Amendments Go Against Health Commissioner's 2016-2020 Virginia Plan for Well-Being
 

The Health Commissioner's 2016-2020 Virginia Plan for Well-Being: AIM 4: System of Health Care states, "The challenge for Virginia is to improve health care quality by providing care that is safe, effective, patient-centered, timely, efficient, and equitable while controlling health care spending." 

However, the Health Commissioner recommends removing requirements from the abortion regulations that would achieve this challenge of quality healthcare with controlled spending. Requirements such as post-abortion counseling, STD screening, pathologic examination of tissue and written agreements that would incur no further health care costs since abortion clinics are already providing these services.
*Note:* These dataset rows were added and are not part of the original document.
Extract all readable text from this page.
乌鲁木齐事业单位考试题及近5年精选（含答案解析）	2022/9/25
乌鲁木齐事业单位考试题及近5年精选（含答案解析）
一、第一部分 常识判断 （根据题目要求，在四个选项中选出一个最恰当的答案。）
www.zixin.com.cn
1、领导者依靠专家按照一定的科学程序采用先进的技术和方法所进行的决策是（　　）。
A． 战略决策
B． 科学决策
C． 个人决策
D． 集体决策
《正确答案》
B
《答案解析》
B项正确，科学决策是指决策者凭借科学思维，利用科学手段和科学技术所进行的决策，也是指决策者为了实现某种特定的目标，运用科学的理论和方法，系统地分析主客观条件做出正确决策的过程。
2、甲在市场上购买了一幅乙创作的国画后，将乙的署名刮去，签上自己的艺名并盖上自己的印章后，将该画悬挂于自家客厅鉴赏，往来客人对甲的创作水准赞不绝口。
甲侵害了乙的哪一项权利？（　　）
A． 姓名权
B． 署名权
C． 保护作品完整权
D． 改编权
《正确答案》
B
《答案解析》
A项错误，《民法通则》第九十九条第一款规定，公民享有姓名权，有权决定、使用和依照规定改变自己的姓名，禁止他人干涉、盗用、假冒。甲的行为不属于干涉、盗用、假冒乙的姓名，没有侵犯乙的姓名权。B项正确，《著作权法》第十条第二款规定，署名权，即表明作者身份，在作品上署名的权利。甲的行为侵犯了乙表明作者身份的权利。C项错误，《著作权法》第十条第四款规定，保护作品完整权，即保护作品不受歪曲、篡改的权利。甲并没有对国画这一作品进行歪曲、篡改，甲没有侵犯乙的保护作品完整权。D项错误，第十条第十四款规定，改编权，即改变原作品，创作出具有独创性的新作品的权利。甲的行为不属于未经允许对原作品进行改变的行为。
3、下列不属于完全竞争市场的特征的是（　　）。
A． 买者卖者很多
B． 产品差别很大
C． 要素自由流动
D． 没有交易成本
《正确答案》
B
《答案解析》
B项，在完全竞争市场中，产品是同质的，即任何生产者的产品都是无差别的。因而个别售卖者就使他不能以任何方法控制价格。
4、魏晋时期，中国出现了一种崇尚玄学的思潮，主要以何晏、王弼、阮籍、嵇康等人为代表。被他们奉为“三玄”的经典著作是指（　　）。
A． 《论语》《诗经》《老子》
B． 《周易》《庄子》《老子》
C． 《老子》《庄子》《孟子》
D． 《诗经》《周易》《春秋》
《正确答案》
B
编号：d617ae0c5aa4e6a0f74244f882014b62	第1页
The Health Commissioner's 2016-2020 Virginia Plan for Well-Being lists as Foundational Goals for AIM 4: System of Health Care, "Virginia assures adequate regulation of health care facilties," and "Virginians obtain, process, and understand basic health information and services needed to make appropriate health decisions." 
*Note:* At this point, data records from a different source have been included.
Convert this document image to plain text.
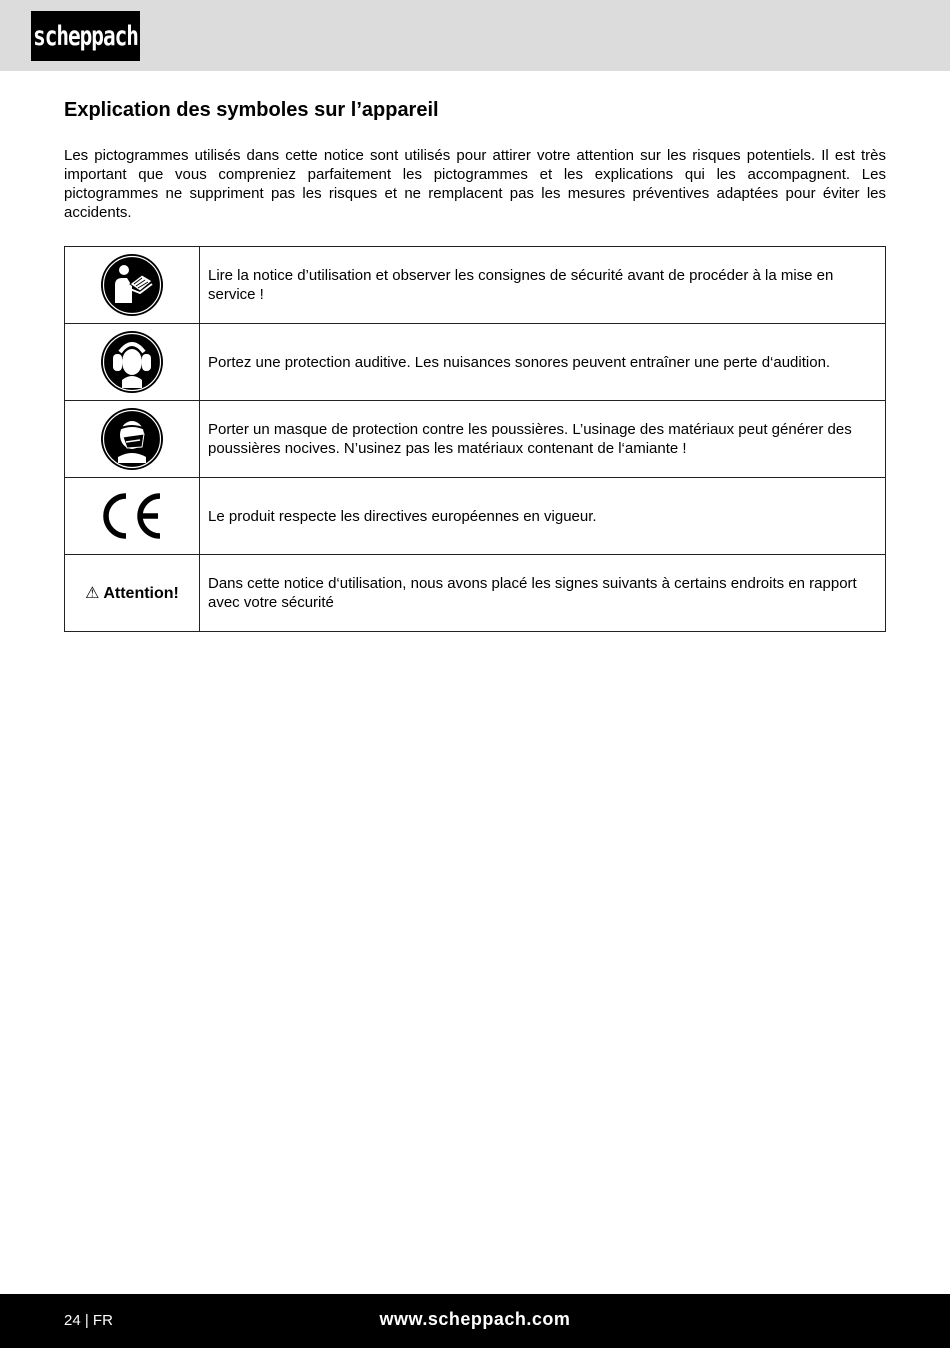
scheppach
Explication des symboles sur l’appareil

Les pictogrammes utilisés dans cette notice sont utilisés pour attirer votre attention sur les risques potentiels. Il est très important que vous compreniez parfaitement les pictogrammes et les explications qui les accompagnent. Les pictogrammes ne suppriment pas les risques et ne remplacent pas les mesures préventives adaptées pour éviter les accidents.

	Lire la notice d’utilisation et observer les consignes de sécurité avant de procéder à la mise en service !

	Portez une protection auditive. Les nuisances sonores peuvent entraîner une perte d‘audition.

	Porter un masque de protection contre les poussières. L’usinage des matériaux peut générer des poussières nocives. N’usinez pas les matériaux contenant de l‘amiante !

	Le produit respecte les directives européennes en vigueur.
⚠ Attention!	Dans cette notice d‘utilisation, nous avons placé les signes suivants à certains endroits en rapport avec votre sécurité
24 | FR	www.scheppach.com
By removing evidence-based requirements from the regulations, Virginia will no longer be assuring adequate regulation of its healthcare facilities. 
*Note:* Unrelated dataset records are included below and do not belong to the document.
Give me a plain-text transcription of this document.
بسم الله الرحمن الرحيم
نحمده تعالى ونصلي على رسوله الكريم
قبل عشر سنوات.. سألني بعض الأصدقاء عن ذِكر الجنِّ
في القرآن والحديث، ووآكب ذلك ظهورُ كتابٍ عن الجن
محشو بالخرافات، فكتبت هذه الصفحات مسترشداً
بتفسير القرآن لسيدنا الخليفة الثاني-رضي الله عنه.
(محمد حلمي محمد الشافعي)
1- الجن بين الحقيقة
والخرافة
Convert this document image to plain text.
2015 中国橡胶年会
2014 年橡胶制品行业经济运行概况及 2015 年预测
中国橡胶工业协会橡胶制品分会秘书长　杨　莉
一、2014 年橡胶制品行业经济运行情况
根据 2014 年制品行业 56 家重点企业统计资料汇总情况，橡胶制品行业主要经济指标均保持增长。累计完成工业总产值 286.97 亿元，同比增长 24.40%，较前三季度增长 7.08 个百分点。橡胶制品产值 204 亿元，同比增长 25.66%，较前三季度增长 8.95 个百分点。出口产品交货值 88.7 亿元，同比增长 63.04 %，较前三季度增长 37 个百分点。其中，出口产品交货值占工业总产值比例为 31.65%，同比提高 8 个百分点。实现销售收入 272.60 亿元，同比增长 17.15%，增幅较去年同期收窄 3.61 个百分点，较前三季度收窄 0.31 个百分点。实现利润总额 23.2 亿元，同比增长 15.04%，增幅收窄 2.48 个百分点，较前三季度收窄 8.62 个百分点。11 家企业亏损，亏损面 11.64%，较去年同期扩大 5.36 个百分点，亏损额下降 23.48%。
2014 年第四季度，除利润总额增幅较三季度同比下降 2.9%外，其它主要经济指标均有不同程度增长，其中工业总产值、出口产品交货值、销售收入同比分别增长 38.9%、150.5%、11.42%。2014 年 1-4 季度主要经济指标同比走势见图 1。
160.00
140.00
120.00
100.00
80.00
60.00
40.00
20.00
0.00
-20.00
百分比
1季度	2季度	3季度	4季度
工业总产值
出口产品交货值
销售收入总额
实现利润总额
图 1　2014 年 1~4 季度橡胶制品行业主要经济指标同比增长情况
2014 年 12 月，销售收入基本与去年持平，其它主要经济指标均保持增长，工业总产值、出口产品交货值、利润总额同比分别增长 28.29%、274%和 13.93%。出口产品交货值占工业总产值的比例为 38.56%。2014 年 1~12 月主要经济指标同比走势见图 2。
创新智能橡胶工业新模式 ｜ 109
It also makes it more difficult for Virginians to make appropriate health decisions. When a woman struggles with "depression, shame, guilt or regret" after having had an abortion, but has not been given resources to deal with those feelings, she is not able to make appropriate health decisions. When a woman has an undiagnosed STI and is not given a screening at the abortion facility, she is not able to make appropriate health decisions. When an abortion cannot be confirmed and a woman is not evaluated further because she can't afford to, she is not able to make appropriate health decisions. If an emergent complication occurs at an abortion facility with no agreement with a nearby hospital, making sure the patient isn't just dropped off but receives quality care, she is not able to make appropriate health decisions.

I recommend retaining post-abortion counseling, STD screening, and transfer agreements, and removing any cost-based decision-making evaluation of tissue.